Martine Aubry, première secrétaire du PS, a salué la « victoire du Front
républicain » et affirmé : « c'est la démocratie qui a gagné ».
Marie-George Buffet, secrétaire nationale du PCF, a
déclaré, « Le PS doit tirer toutes les leçons de cette élection », appelant à
une unité de la gauche « en capacité de porter un projet audacieux face au
chômage et de le mettre en œuvre ». Le NPA a déclaré que « les électeurs
d'Hénin-Beaumont ont évité le pire en empêchant l'extrême droite de prendre le
pouvoir dans une municipalité » et a exprimé son « soulagement ».
De tels jugements sont aussi stupidement complaisants
qu'ils sont politiquement en faillite. Tandis que la défaite du FN reflète les
instincts démocratiques traditionnels de la population d'Hénin-Beaumont, les
politiques qu'appliquera Duquenne, un ancien associé des officiels PS locaux, ne
feront qu'accroître le ressentiment populaire qui a entraîné un certain soutien
au FN.
La chambre régionale des comptes a clairement dit que
le déficit budgétaire de la ville, et ses 39 millions d’euros de dettes, sera
remboursé par la population dans son ensemble. Durant sa campagne, Duquenne a
promis de réduire les dépenses et les embauches de personnel temporaire. Il a
récemment abandonné le contrôle du budget de la ville au préfet, le représentant
local du gouvernement, et mis fin aux subventions aux associations locales.

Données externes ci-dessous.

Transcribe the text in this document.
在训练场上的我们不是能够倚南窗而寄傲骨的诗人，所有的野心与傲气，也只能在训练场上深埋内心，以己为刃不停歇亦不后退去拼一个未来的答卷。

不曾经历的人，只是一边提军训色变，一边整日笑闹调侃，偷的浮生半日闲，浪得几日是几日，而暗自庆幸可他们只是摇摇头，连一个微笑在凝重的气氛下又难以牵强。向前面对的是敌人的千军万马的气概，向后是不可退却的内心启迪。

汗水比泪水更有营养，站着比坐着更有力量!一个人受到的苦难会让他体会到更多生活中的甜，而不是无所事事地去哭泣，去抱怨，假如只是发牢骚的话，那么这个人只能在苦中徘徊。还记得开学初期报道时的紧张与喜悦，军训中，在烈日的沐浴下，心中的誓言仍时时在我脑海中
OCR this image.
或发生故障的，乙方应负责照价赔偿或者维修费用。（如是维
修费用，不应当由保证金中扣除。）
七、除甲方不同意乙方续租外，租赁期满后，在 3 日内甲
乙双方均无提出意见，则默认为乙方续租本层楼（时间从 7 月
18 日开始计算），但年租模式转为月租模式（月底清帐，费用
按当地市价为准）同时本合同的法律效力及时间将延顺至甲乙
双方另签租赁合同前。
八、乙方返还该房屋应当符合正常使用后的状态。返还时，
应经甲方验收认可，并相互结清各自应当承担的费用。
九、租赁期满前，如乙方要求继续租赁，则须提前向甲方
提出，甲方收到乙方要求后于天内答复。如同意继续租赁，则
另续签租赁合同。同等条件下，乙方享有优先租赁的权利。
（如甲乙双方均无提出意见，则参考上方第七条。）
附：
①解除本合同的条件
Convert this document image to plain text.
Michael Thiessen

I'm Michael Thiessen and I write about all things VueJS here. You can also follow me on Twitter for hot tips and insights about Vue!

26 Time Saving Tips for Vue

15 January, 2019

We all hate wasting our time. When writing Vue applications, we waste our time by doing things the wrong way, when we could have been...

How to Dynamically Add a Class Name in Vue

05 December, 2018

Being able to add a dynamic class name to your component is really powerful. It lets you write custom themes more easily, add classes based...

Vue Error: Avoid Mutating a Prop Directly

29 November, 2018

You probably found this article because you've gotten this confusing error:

Plus largement, la prétention à combattre le FN en
soutenant le PS ou ses partis satellites est absurde. Leurs politiques de droite
ont créé les conditions nécessaires à l'émergence du FN, et aujourd'hui ils font
activement des campagnes sur la loi et l’ordre basées sur le ressentiment contre
les immigrés, ce qui aide le FN à se développer.
La montée du FN, parti populiste et raciste, a
commencé en 1983, lorsque le président socialiste François Mitterrand, s'est
lancé dans son « tournant de la rigueur », embrassant le marché capitaliste,
réduisant les dépenses sociales et abandonnant les industries de base comme le
textile, le charbon et l'acier. Le plus important succès électoral du FN a été
son score aux élections présidentielles de 2002, lorsque les désillusions
populaires quant aux politiques libérales du premier ministre socialiste Lionel
Jospin ont fait éclater le vote de gauche. Le FN a obtenu 17 pour cent au
premier tour, éliminant Jospin et accédant au second tour.
La réponse du PS, du PCF, et de la Ligue communiste
révolutionnaire (précurseur du NPA) a été d'appeler à un vote pour le candidat
de la droite, Jacques Chirac. Ayant soutenu Chirac, ils ont rejoint la campagne
des conservateurs pour stimuler le nationalisme et le sentiment anti-immigrés.
Ils ont tous soutenu la loi de 2004 contre le port du voile par les jeunes
filles musulmanes à l'école.
Cet été, le président conservateur Nicolas Sarkozy a
travaillé avec les partis « de gauche » pour préparer une autre campagne raciste
contre les musulmanes portant la burqa ou le niqab. Il soutient une mission
parlementaire menée par André Gerin, le maire communiste de Vénissieux, qui
prépare une loi pour interdire le port de ces vêtements en public dans toute la
France. Onze députés du PS participent également à cette mission parlementaire.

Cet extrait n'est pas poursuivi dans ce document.